The Centers for Disease Control and Prevention is in the third year of a five-year plan to explore the development of vaccines using new technologies such as cell-based and recombinant technologies, Lurie remarked.

In November, the first US-based cell based vaccine production facility will open its doors in North Carolina, but it wasn’t ready in time to make vaccine for the H1N1 flu, Lurie said.

Still, planning for H5N1 avian flu in years past greatly aided the rapid production of swine flu vaccine as the US government had preexisting contracts in place with vaccine manufacturers that it could engage promptly, Lurie added. she insisted enough vaccine was available to those who need from a steady stream of vaccine being produced.
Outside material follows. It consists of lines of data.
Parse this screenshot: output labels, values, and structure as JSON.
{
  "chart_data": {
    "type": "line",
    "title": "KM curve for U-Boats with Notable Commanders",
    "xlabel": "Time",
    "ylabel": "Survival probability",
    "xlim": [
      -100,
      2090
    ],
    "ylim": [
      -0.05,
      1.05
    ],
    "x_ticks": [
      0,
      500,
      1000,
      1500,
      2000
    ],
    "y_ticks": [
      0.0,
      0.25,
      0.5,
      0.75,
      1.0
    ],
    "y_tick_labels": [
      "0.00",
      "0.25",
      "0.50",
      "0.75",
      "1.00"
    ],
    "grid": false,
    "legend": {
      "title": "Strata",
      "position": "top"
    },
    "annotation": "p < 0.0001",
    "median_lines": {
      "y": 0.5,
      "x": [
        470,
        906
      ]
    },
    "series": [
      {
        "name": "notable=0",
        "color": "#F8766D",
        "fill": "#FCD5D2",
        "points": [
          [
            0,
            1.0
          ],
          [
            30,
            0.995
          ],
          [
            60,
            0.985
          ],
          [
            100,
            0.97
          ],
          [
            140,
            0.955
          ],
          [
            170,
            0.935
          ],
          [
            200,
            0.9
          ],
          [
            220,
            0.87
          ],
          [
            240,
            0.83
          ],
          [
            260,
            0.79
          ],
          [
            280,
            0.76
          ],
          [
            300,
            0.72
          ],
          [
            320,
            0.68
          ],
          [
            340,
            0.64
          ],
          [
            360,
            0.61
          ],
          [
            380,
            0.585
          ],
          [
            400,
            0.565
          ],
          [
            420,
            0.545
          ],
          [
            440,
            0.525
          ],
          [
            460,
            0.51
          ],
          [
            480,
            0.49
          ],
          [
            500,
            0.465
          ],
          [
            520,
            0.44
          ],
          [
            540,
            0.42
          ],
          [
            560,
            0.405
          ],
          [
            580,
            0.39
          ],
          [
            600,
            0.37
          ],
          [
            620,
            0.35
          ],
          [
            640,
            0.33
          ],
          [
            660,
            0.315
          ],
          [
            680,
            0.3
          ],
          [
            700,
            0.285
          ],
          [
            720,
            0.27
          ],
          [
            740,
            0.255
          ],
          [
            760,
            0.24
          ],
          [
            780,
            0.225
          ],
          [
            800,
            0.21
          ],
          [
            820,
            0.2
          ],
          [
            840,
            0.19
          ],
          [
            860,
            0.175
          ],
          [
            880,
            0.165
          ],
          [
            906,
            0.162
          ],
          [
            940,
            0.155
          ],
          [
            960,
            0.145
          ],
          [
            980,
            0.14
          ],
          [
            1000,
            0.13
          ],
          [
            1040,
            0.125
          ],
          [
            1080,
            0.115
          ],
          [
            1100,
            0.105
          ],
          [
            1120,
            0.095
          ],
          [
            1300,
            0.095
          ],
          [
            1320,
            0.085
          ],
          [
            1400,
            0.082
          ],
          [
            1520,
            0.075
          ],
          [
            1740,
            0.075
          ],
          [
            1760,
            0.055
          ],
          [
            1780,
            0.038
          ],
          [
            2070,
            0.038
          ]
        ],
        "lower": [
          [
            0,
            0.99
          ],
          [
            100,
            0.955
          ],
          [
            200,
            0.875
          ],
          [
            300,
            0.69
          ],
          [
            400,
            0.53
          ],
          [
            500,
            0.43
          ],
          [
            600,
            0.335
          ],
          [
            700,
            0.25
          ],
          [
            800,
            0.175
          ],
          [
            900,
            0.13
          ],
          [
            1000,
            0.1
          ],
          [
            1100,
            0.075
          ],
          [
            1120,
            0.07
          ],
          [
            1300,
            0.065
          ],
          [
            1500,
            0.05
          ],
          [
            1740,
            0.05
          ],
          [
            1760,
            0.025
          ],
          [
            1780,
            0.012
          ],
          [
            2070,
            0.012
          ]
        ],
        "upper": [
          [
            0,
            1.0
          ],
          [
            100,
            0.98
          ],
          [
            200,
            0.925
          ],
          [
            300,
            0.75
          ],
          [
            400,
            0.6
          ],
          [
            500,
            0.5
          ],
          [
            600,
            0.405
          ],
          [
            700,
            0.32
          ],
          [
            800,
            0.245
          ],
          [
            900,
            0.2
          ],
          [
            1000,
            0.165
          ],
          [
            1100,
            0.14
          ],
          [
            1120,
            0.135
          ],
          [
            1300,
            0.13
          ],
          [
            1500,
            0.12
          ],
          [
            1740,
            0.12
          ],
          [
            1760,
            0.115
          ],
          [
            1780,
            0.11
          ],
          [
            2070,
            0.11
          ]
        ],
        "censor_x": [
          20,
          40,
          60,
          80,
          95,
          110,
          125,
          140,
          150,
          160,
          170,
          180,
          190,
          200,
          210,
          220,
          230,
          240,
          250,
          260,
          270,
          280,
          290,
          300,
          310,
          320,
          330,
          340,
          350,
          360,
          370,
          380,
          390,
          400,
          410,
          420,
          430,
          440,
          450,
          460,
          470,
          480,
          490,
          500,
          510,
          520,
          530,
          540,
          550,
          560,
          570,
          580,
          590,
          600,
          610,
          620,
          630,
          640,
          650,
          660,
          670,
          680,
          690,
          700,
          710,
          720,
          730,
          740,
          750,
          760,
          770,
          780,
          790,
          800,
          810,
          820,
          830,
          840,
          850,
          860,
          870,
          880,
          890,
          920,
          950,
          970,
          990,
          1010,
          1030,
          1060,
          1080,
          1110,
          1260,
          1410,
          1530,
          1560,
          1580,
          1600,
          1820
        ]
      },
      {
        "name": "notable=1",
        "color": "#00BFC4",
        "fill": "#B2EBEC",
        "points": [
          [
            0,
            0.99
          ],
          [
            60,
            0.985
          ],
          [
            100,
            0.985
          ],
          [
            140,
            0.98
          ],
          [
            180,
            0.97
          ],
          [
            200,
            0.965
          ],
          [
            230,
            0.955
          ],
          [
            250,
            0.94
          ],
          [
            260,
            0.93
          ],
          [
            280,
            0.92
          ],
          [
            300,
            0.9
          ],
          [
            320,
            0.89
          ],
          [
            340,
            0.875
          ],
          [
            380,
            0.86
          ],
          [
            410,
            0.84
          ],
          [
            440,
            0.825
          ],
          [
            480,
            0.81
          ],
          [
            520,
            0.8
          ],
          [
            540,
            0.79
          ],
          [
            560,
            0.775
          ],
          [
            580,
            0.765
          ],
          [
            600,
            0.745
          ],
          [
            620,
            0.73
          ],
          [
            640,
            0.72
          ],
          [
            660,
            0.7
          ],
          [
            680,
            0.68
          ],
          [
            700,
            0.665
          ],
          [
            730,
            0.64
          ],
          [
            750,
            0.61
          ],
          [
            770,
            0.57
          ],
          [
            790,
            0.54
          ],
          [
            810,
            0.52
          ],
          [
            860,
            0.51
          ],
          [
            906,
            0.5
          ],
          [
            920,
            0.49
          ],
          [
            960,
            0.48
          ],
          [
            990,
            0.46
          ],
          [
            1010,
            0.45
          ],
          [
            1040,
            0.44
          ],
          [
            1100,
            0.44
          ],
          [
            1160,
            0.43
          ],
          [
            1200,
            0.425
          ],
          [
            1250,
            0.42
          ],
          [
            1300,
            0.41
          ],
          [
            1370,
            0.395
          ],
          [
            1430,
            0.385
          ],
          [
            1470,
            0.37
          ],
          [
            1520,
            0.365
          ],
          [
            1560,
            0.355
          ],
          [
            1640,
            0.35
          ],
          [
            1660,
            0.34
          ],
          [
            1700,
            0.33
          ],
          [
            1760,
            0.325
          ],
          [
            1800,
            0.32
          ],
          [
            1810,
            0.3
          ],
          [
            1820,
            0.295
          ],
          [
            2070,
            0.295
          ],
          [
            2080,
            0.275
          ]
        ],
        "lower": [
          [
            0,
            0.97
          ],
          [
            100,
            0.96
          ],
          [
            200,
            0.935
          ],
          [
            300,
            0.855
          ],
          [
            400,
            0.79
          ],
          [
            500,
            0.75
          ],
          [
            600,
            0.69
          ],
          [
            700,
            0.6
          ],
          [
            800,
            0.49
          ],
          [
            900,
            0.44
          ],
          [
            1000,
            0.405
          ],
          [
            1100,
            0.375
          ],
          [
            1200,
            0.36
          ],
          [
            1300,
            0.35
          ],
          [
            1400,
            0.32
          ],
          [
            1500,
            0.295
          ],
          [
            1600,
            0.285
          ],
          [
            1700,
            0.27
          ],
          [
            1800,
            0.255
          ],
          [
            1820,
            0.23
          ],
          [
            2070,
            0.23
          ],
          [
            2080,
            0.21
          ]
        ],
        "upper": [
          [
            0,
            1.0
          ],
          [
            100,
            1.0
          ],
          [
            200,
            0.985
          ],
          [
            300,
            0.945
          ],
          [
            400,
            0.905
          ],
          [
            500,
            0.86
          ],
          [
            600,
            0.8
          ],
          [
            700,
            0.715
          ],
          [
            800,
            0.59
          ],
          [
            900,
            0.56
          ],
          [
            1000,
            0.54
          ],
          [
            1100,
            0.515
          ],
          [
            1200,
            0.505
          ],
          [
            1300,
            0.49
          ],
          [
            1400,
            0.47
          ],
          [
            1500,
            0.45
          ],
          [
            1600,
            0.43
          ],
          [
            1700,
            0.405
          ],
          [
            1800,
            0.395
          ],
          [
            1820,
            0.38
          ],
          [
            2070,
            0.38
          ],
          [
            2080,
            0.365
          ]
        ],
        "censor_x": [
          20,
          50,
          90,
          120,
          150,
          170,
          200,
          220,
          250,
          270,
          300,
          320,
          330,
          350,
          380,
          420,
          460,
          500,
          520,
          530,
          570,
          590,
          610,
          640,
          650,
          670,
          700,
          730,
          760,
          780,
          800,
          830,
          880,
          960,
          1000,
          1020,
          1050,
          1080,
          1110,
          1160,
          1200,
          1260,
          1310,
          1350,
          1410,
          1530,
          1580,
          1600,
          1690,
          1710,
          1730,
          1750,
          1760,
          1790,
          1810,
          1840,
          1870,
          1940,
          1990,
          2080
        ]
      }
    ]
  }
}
Each state receives vaccine in proportion to its population, she said.

Federal officials detailed other ways in which they have improved preparedness for dealing with pandemic influenza.

Garza cited vastly improved interagency cooperation, tabletop exercises that provided valuable lessons, and the delivery of information to state and local fusion centers by the National Biosurveillance Integration Center.

Richard Serino, deputy administrator at the Federal Emergency Management Agency, reported that his agency has stood up 56 incident management teams to deploy when governors request assistance in dealing with H1N1 flu. FEMA has refined its scripted responses to specific pandemic scenarios and it has strengthened its continuity of operations plans so that the federal government could support disaster response and recovery during the outbreak.

Marcy Forman, director of the Intellectual Property Rights Coordination Center at US Immigration and Customs Enforcement (ICE), told lawmakers that ICE was monitoring counterfeit vaccines that criminals might attempt to sell to American from abroad.

She identified China, India, and other countries in southeast Asia as the primary source of counterfeit pharmaceuticals and confirmed that ICE was working with those countries to identify and shut down those operations.